Adèle reached up with her little carved dog and made it run along his arm up to his shoulder. He pretended to be startled by it, and she giggled. The game repeated a couple times, and it lightened him in ways he desperately needed. Céleste stood and took the two steps required to get from the chair to the bed. She crawled onto it, sitting near the bag.
He didn’t know what she was looking for or what she needed. Perhaps she wanted to play as well. She, no doubt, could benefit from Adèle’s sweet and tender attention. Céleste pulled from the bag a pair of thick stockings and slipped them on. It was cold in the cabin. He had his coat on, as did Adèle. But Céleste still didn’t have one. He hadn’t even thought about that.
“You can tuck yourself under the blanket,” he suggested. He and Adèle were sitting atop it, but there was room for Céleste to take advantage of the warmth.
Without quite looking at him, she nodded and slid her feet and legs under the blanket, sitting beside him. There was space enough between them that he could have set Adèle there and she would have been comfortably situated. It was not terribly unlike the arrangement they’d managed in the wagon. There was a familiarity to it that calmed him. It was the family tableau that had set him to dreaming of things he ought not to have.
Adèle continued her game, leaning her back against Aldric’s chest, undertaking a quiet and very childlike conversation on behalf of the dog and the bird. She was very much at ease, which, in turn, helped ease some of thefeeling of failure Aldric was struggling with. Even after the near catastrophe in the barn, Adèle trusted him again. She felt safe with him, and that was important.
Céleste inched a little closer, but he made certain not to look at her.
Speaking in English and her voice quiet, she asked him, “Why did you kiss me last night?”
He hadn’t been expecting that question. Why had he kissed her? He couldn’t deny that he’d wanted to. It was a longing he’d felt since even before their first kiss in the farmer’s field. But he wouldn’t have indulged in the impulse if not for the situation the night before.

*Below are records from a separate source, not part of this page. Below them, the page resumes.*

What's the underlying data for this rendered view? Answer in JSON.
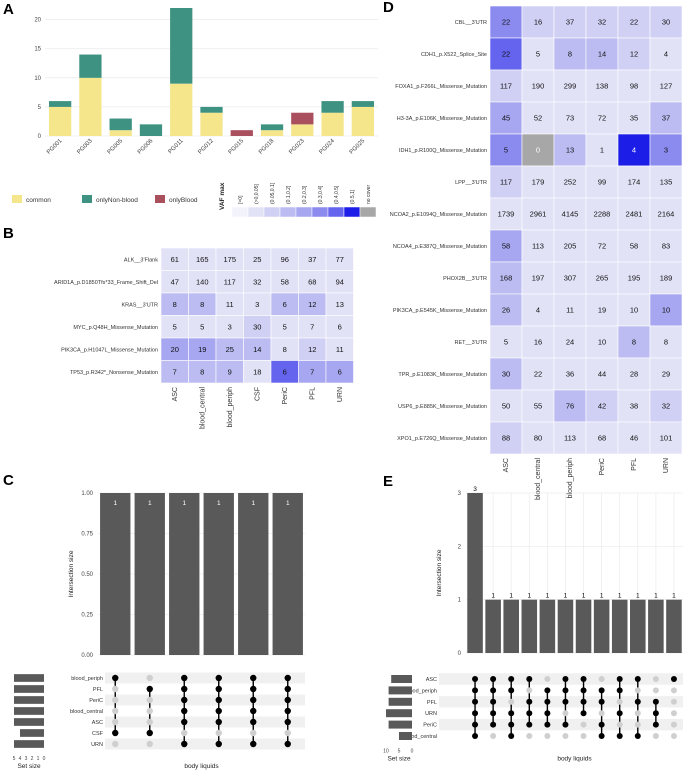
{
  "panels": {
    "a": "A",
    "b": "B",
    "c": "C",
    "d": "D",
    "e": "E"
  },
  "colors": {
    "common": "#f5e68c",
    "onlyNonBlood": "#3e9281",
    "onlyBlood": "#a94f5d",
    "grid": "#ebebeb",
    "bar": "#595959",
    "dot_on": "#000000",
    "dot_off": "#cfcfcf",
    "stripe": "#f0f0f0"
  },
  "legendA": {
    "items": [
      "common",
      "onlyNon-blood",
      "onlyBlood"
    ]
  },
  "vafLegend": {
    "title": "VAF max",
    "labels": [
      "[=0]",
      "(>0,0.05]",
      "(0.05,0.1]",
      "(0.1,0.2]",
      "(0.2,0.3]",
      "(0.3,0.4]",
      "(0.4,0.5]",
      "(0.5,1]",
      "no cover"
    ],
    "colors": [
      "#f3f3fb",
      "#e2e2f7",
      "#d0d0f4",
      "#bcbcf3",
      "#a6a6f1",
      "#8a8aef",
      "#6464ee",
      "#1d1de8",
      "#a7a7a7"
    ]
  },
  "chart_data": [
    {
      "type": "bar",
      "panel": "A",
      "stacked": true,
      "categories": [
        "PG001",
        "PG003",
        "PG005",
        "PG006",
        "PG011",
        "PG012",
        "PG015",
        "PG018",
        "PG023",
        "PG024",
        "PG025"
      ],
      "series": [
        {
          "name": "common",
          "values": [
            5,
            10,
            1,
            0,
            9,
            4,
            0,
            1,
            2,
            4,
            5
          ]
        },
        {
          "name": "onlyNon-blood",
          "values": [
            1,
            4,
            2,
            2,
            13,
            1,
            0,
            1,
            0,
            2,
            1
          ]
        },
        {
          "name": "onlyBlood",
          "values": [
            0,
            0,
            0,
            0,
            0,
            0,
            1,
            0,
            2,
            0,
            0
          ]
        }
      ],
      "ylim": [
        0,
        22
      ],
      "yticks": [
        0,
        5,
        10,
        15,
        20
      ]
    },
    {
      "type": "heatmap",
      "panel": "B",
      "rows": [
        "ALK__3'Flank",
        "ARID1A_p.D1850Tfs*33_Frame_Shift_Del",
        "KRAS__3'UTR",
        "MYC_p.Q48H_Missense_Mutation",
        "PIK3CA_p.H1047L_Missense_Mutation",
        "TP53_p.R342*_Nonsense_Mutation"
      ],
      "cols": [
        "ASC",
        "blood_central",
        "blood_periph",
        "CSF",
        "PeriC",
        "PFL",
        "URN"
      ],
      "values": [
        [
          61,
          165,
          175,
          25,
          96,
          37,
          77
        ],
        [
          47,
          140,
          117,
          32,
          58,
          68,
          94
        ],
        [
          8,
          8,
          11,
          3,
          6,
          12,
          13
        ],
        [
          5,
          5,
          3,
          30,
          5,
          7,
          6
        ],
        [
          20,
          19,
          25,
          14,
          8,
          12,
          11
        ],
        [
          7,
          8,
          9,
          18,
          6,
          7,
          6
        ]
      ],
      "levels": [
        [
          1,
          1,
          1,
          1,
          1,
          1,
          1
        ],
        [
          1,
          1,
          1,
          1,
          1,
          1,
          1
        ],
        [
          3,
          3,
          1,
          1,
          3,
          3,
          1
        ],
        [
          1,
          1,
          1,
          2,
          1,
          1,
          1
        ],
        [
          4,
          4,
          3,
          3,
          1,
          2,
          1
        ],
        [
          3,
          3,
          3,
          1,
          6,
          4,
          4
        ]
      ]
    },
    {
      "type": "heatmap",
      "panel": "D",
      "rows": [
        "CBL__3'UTR",
        "CDH1_p.X522_Splice_Site",
        "FOXA1_p.F266L_Missense_Mutation",
        "H3-3A_p.E106K_Missense_Mutation",
        "IDH1_p.R100Q_Missense_Mutation",
        "LPP__3'UTR",
        "NCOA2_p.E1094Q_Missense_Mutation",
        "NCOA4_p.E387Q_Missense_Mutation",
        "PHOX2B__3'UTR",
        "PIK3CA_p.E545K_Missense_Mutation",
        "RET__3'UTR",
        "TPR_p.E1083K_Missense_Mutation",
        "USP6_p.E885K_Missense_Mutation",
        "XPO1_p.E726Q_Missense_Mutation"
      ],
      "cols": [
        "ASC",
        "blood_central",
        "blood_periph",
        "PeriC",
        "PFL",
        "URN"
      ],
      "values": [
        [
          22,
          16,
          37,
          32,
          22,
          30
        ],
        [
          22,
          5,
          8,
          14,
          12,
          4
        ],
        [
          117,
          190,
          299,
          138,
          98,
          127
        ],
        [
          45,
          52,
          73,
          72,
          35,
          37
        ],
        [
          5,
          0,
          13,
          1,
          4,
          3
        ],
        [
          117,
          179,
          252,
          99,
          174,
          135
        ],
        [
          1739,
          2961,
          4145,
          2288,
          2481,
          2164
        ],
        [
          58,
          113,
          205,
          72,
          58,
          83
        ],
        [
          168,
          197,
          307,
          265,
          195,
          189
        ],
        [
          26,
          4,
          11,
          19,
          10,
          10
        ],
        [
          5,
          16,
          24,
          10,
          8,
          8
        ],
        [
          30,
          22,
          36,
          44,
          28,
          29
        ],
        [
          50,
          55,
          76,
          42,
          38,
          32
        ],
        [
          88,
          80,
          113,
          68,
          46,
          101
        ]
      ],
      "levels": [
        [
          5,
          2,
          2,
          2,
          2,
          2
        ],
        [
          6,
          1,
          3,
          3,
          2,
          1
        ],
        [
          2,
          1,
          1,
          1,
          1,
          1
        ],
        [
          4,
          1,
          1,
          1,
          1,
          3
        ],
        [
          5,
          8,
          3,
          1,
          7,
          5
        ],
        [
          2,
          1,
          1,
          1,
          1,
          1
        ],
        [
          1,
          1,
          1,
          1,
          1,
          1
        ],
        [
          4,
          1,
          1,
          1,
          1,
          1
        ],
        [
          3,
          1,
          1,
          1,
          1,
          1
        ],
        [
          3,
          1,
          1,
          1,
          1,
          4
        ],
        [
          1,
          1,
          1,
          1,
          3,
          1
        ],
        [
          3,
          1,
          1,
          1,
          1,
          1
        ],
        [
          1,
          1,
          3,
          2,
          1,
          2
        ],
        [
          2,
          1,
          1,
          1,
          1,
          1
        ]
      ]
    },
    {
      "type": "upset",
      "panel": "C",
      "ylabel": "Intersection size",
      "xlabel": "body liquids",
      "setsize_label": "Set size",
      "ymax": 1.0,
      "yticks": [
        "0.00",
        "0.25",
        "0.50",
        "0.75",
        "1.00"
      ],
      "sets": [
        "blood_periph",
        "PFL",
        "PeriC",
        "blood_central",
        "ASC",
        "CSF",
        "URN"
      ],
      "set_sizes": [
        5,
        5,
        5,
        5,
        5,
        4,
        5
      ],
      "setsize_ticks": [
        "5",
        "4",
        "3",
        "2",
        "1",
        "0"
      ],
      "bars": [
        1,
        1,
        1,
        1,
        1,
        1
      ],
      "bar_labels": [
        "1",
        "1",
        "1",
        "1",
        "1",
        "1"
      ],
      "matrix": [
        [
          1,
          0,
          0,
          0,
          0,
          1,
          0
        ],
        [
          0,
          1,
          0,
          0,
          0,
          1,
          0
        ],
        [
          1,
          1,
          1,
          1,
          1,
          0,
          1
        ],
        [
          1,
          1,
          1,
          1,
          1,
          0,
          1
        ],
        [
          1,
          1,
          1,
          1,
          1,
          0,
          1
        ],
        [
          1,
          1,
          1,
          1,
          1,
          0,
          1
        ]
      ]
    },
    {
      "type": "upset",
      "panel": "E",
      "ylabel": "Intersection size",
      "xlabel": "body liquids",
      "setsize_label": "Set size",
      "ymax": 3,
      "yticks": [
        "0",
        "1",
        "2",
        "3"
      ],
      "sets": [
        "ASC",
        "blood_periph",
        "PFL",
        "URN",
        "PeriC",
        "blood_central"
      ],
      "set_sizes": [
        8,
        9,
        9,
        10,
        9,
        5
      ],
      "setsize_ticks": [
        "10",
        "5",
        "0"
      ],
      "bars": [
        3,
        1,
        1,
        1,
        1,
        1,
        1,
        1,
        1,
        1,
        1,
        1
      ],
      "bar_labels": [
        "3",
        "1",
        "1",
        "1",
        "1",
        "1",
        "1",
        "1",
        "1",
        "1",
        "1",
        "1"
      ],
      "matrix": [
        [
          1,
          1,
          1,
          1,
          1,
          1
        ],
        [
          1,
          1,
          1,
          1,
          1,
          0
        ],
        [
          1,
          1,
          0,
          1,
          1,
          1
        ],
        [
          1,
          0,
          1,
          1,
          1,
          0
        ],
        [
          0,
          1,
          1,
          1,
          1,
          0
        ],
        [
          1,
          1,
          1,
          0,
          1,
          0
        ],
        [
          1,
          1,
          1,
          1,
          0,
          0
        ],
        [
          0,
          1,
          1,
          0,
          1,
          1
        ],
        [
          1,
          1,
          0,
          1,
          0,
          1
        ],
        [
          1,
          0,
          1,
          0,
          0,
          1
        ],
        [
          0,
          0,
          1,
          1,
          1,
          0
        ],
        [
          1,
          0,
          0,
          0,
          0,
          0
        ]
      ]
    }
  ]
}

“The innkeeper said a husband would have kissed his wife in that moment,” Aldric said. “He was already suspicious of our pretense. Refusing would have brought more scrutiny, and we needed him to cooperate.”

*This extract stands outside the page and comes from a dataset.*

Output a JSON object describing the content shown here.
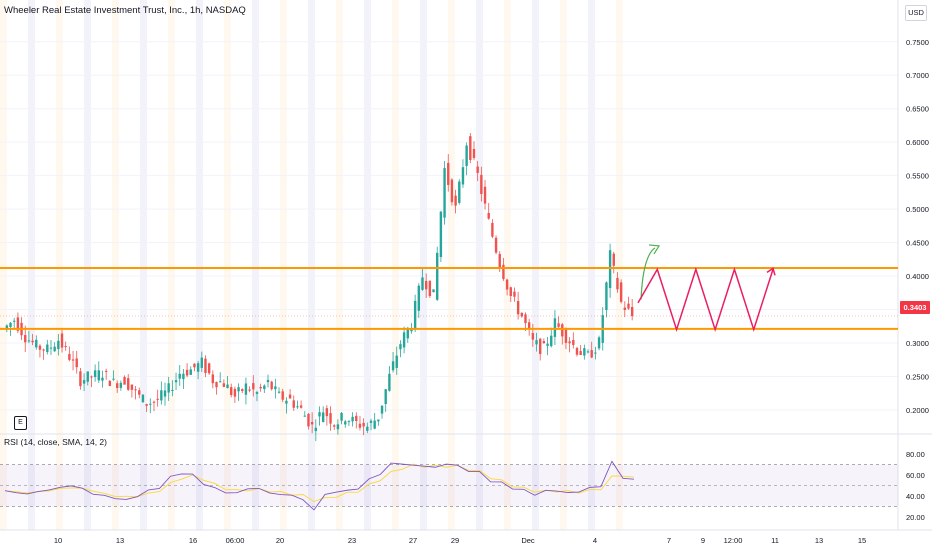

“He did seem to believe us after that,” she continued in the same low voice. “And he protected us this morning.”
“Yes, he did.”Thank the heavens.
“Convincing Claude and his mother proved very helpful as well.” Céleste wasn’t looking at him. “We are better actors than I would have guessed.”
Actors.
“There is no one else in here,” he said. “There’s no need for either of us to pretend at the moment.” That should allow her to relax a little.
She didn’t answer.
“And once we’re in England, we won’t need disguises either,” he said. “I can find someone in Portsmouth to serve as a chaperone to satisfy the proprieties. We’ll go back to who and what we really are: a gentleman accompanying his friend’s sister.”

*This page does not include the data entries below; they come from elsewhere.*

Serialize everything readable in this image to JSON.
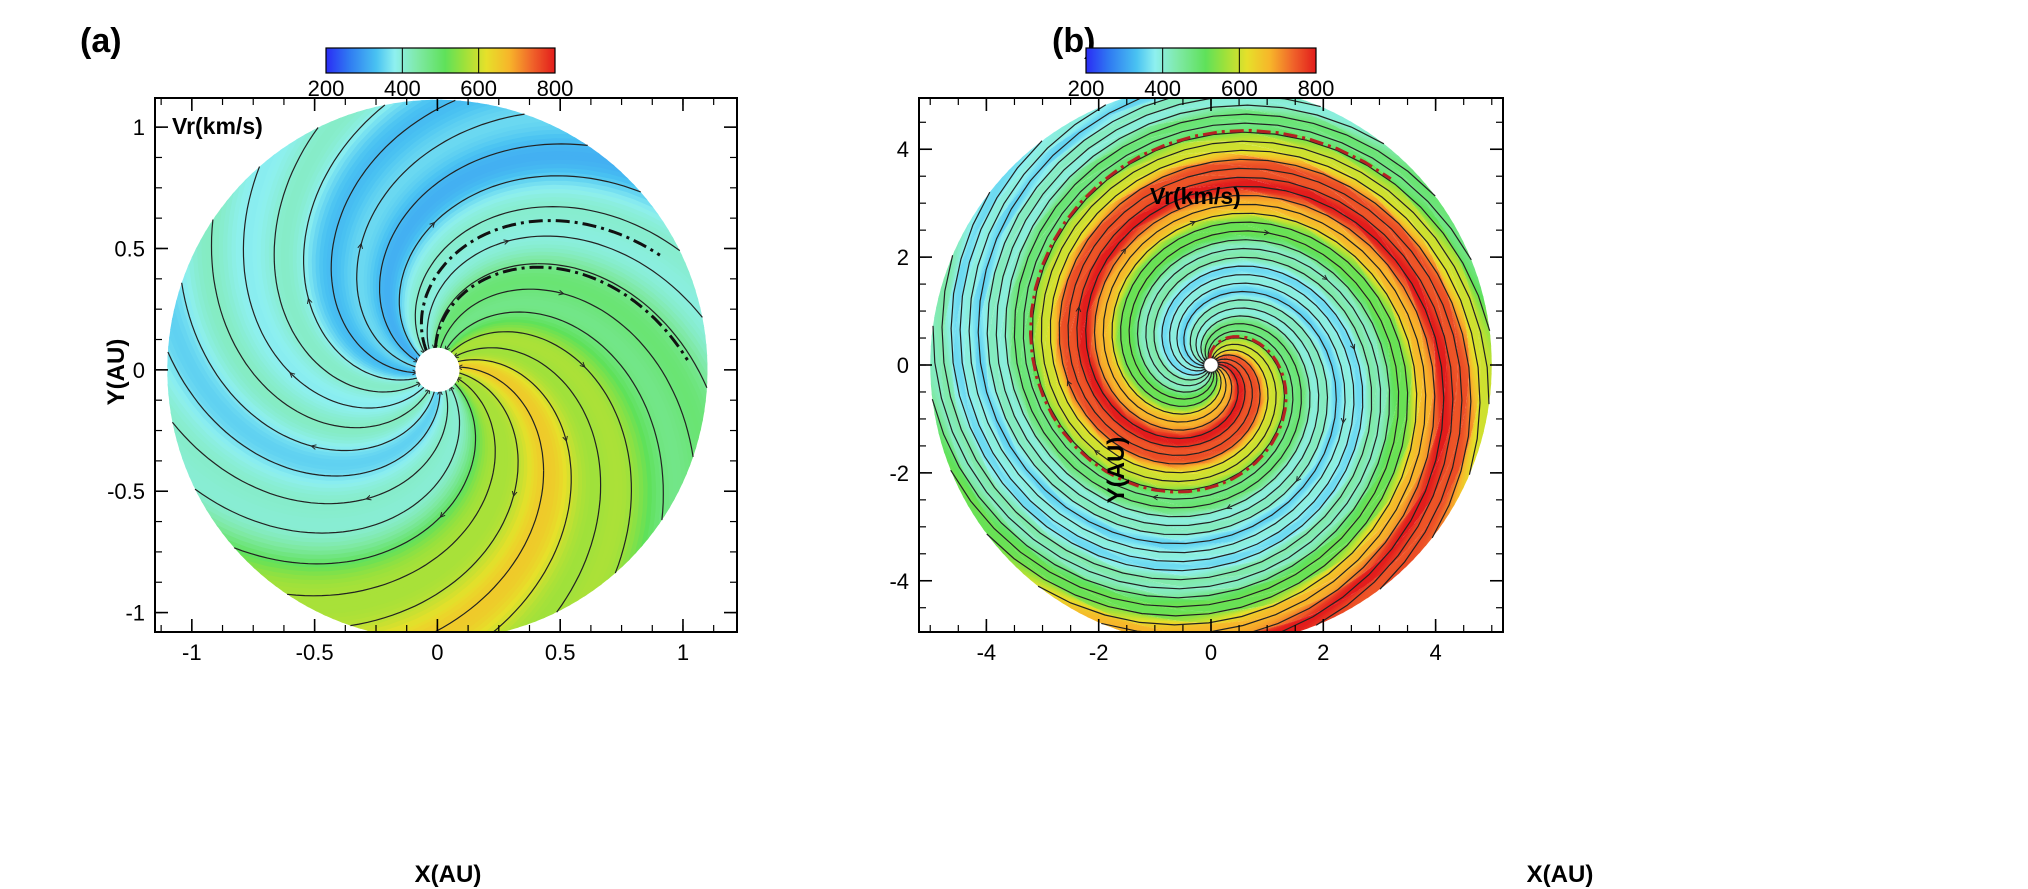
{
  "colormap": {
    "stops": [
      [
        0.0,
        "#2a2cf5"
      ],
      [
        0.1,
        "#2f7af2"
      ],
      [
        0.22,
        "#49c2f2"
      ],
      [
        0.3,
        "#8ef0f0"
      ],
      [
        0.4,
        "#7fe9a6"
      ],
      [
        0.52,
        "#5fe15a"
      ],
      [
        0.6,
        "#9ae13c"
      ],
      [
        0.7,
        "#e6e02a"
      ],
      [
        0.8,
        "#f7b52a"
      ],
      [
        0.9,
        "#f0642a"
      ],
      [
        1.0,
        "#e21c1c"
      ]
    ]
  },
  "chart_data": [
    {
      "type": "heatmap",
      "panel_label": "(a)",
      "variable_label": "Vr(km/s)",
      "xlabel": "X(AU)",
      "ylabel": "Y(AU)",
      "xlim": [
        -1.15,
        1.22
      ],
      "ylim": [
        -1.08,
        1.12
      ],
      "xticks": [
        -1,
        -0.5,
        0,
        0.5,
        1
      ],
      "yticks": [
        -1,
        -0.5,
        0,
        0.5,
        1
      ],
      "colorbar": {
        "min": 200,
        "max": 800,
        "ticks": [
          200,
          400,
          600,
          800
        ]
      },
      "domain": {
        "inner_radius": 0.09,
        "outer_radius": 1.1
      },
      "spiral_twist_turns": 0.28,
      "speed_field": {
        "base": 470,
        "lobes": [
          {
            "angle_deg": 0,
            "amplitude": 175
          },
          {
            "angle_deg": 165,
            "amplitude": -140
          },
          {
            "angle_deg": 290,
            "amplitude": -120
          }
        ]
      },
      "current_sheet_angles_deg": [
        95,
        120
      ],
      "current_sheet_color": "#111111"
    },
    {
      "type": "heatmap",
      "panel_label": "(b)",
      "variable_label": "Vr(km/s)",
      "xlabel": "X(AU)",
      "ylabel": "Y(AU)",
      "xlim": [
        -5.2,
        5.2
      ],
      "ylim": [
        -4.95,
        4.95
      ],
      "xticks": [
        -4,
        -2,
        0,
        2,
        4
      ],
      "yticks": [
        -4,
        -2,
        0,
        2,
        4
      ],
      "colorbar": {
        "min": 200,
        "max": 800,
        "ticks": [
          200,
          400,
          600,
          800
        ]
      },
      "domain": {
        "inner_radius": 0.12,
        "outer_radius": 5.0
      },
      "spiral_twist_turns": 1.25,
      "speed_field": {
        "base": 520,
        "bands": [
          {
            "angle_deg": 20,
            "amplitude": 270,
            "width_deg": 42
          },
          {
            "angle_deg": 205,
            "amplitude": -150,
            "width_deg": 60
          }
        ]
      },
      "current_sheet_angles_deg": [
        100
      ],
      "current_sheet_color": "#b52222"
    }
  ]
}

Céleste looked at him at last. The unhappiness in her eyes hadn’t eased over the past two days.
He took a breath. “I am also safeguarding Adèle.” He wouldn’t fail in that again. “Once in England, I can focus on those two things. It will be ...” Be what? He didn’t actually know how to finish the thought.
The cabin grew entirely silent except for Adèle’s play.
“Less complicated?” Céleste guessed quietly.
Their flight had been exceptionally complicated. And much of that complication was specific to France. Yet it wasn’t the descriptor he was searching for.
“It will be good to be home,” he decided on. “Back to my life there. Back to being myself.”
They sat there, neither of them speaking or moving. Céleste’s gaze turned to Adèle. In the next moment, the little girl looked up at him, making her wooden bird fly near his face.
“Greetings, little bird,” Aldric said, smiling at Adèle.